Background:  Anemia and neutropenia are reported to be more frequent and severe in HIV-HCV co-infected patients receiving ZDV during Peg-IFN/RBV treatment. However, it is unclear if the hematological safety profile of ZDV with 1000/1200 mg/day RBV is similar to that with 800 mg/day RBV dosing. We explored the safety of Peg-IFN/RBV +/- ZDV in the randomized double-blind international PARADIGM study.

Methods:  HIV-HCV (genotype 1) co-infected adults naive to IFN-based therapy for CHC with stable HIV disease (on stable anti-retroviral therapy [ART] or not requiring ART) and ≥100 CD4⁺ cells/mm³ were eligible. All patients received Peg-IFNα-2a 180 mg/wk and were randomized (1:2) to receive 800 mg/day or 1000/1200 mg/day RBV for 48 wks. The impact of ZDV treatment on hematologic parameters (hemoglobin [hgb], neutrophil count) was examined.
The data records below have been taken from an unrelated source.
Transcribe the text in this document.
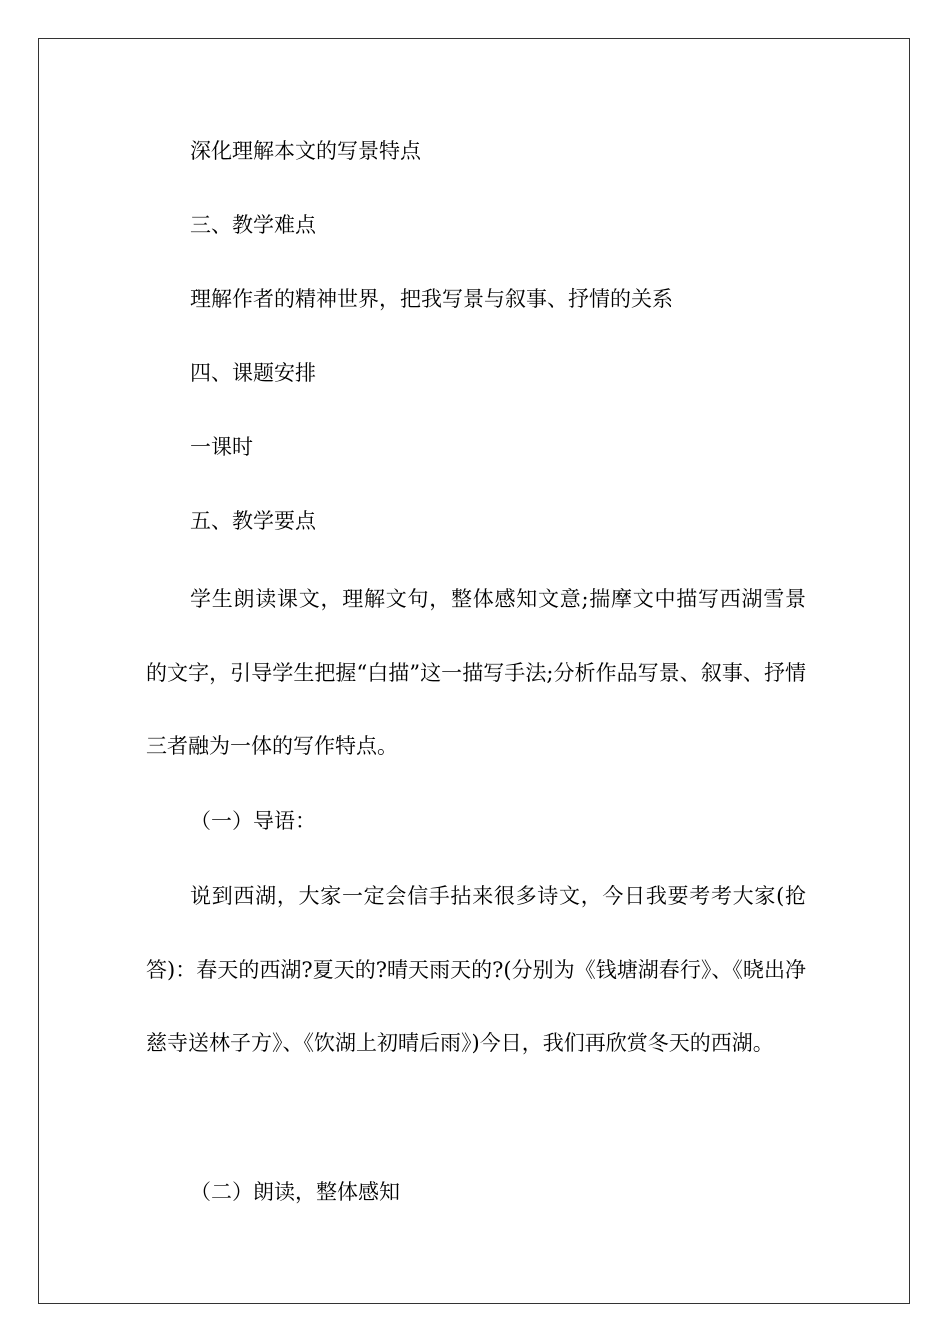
深化理解本文的写景特点

三、教学难点

理解作者的精神世界，把我写景与叙事、抒情的关系

四、课题安排

一课时

五、教学要点

学生朗读课文，理解文句，整体感知文意;揣摩文中描写西湖雪景的文字，引导学生把握“白描”这一描写手法;分析作品写景、叙事、抒情三者融为一体的写作特点。

（一）导语：

说到西湖，大家一定会信手拈来很多诗文，今日我要考考大家(抢答)：春天的西湖?夏天的?晴天雨天的?(分别为《钱塘湖春行》、《晓出净慈寺送林子方》、《饮湖上初晴后雨》)今日，我们再欣赏冬天的西湖。

（二）朗读，整体感知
Results:  In the intent-to-treat population (n = 410) the mean age was 45 years, the mean HCV RNA level was 6.4 log₁₀, 30% were African American, 24% were Hispanic, 54% had an alanine aminotransferase quotient ≤1.5, 88% were receiving ART at baseline and 6% had <200 CD4⁺ cells/mm³. Among those receiving 800 mg/day or 1000/1200 mg/day RBV, 16% and 14% were receiving ZDV, respectively. In the safety population (table; n = 409), there was no negative impact of concomitant administration of ZDV with Peg-IFNα-2a/RBV on neutrophils. However, anemia was consistently more common among patients receiving Peg-IFNα-2a and any dose of RBV in combination with ZDV. In particular, the rate of RBV dose modifications among patients receiving 1000/1200 mg/day RBV in combination with ZDV was almost twice as great compared with patients not taking ZDV (45% vs 25%).

Conclusions: This analysis confirms that anemia is more common and severe in co-infected patients on ZDV during Peg-IFN/RBV treatment. It also confirms that ZDV used in conjunction with weight-dosed RBV requires more dose modifications because of anemia. These results should be used to consider ART modifications before therapy for CHC.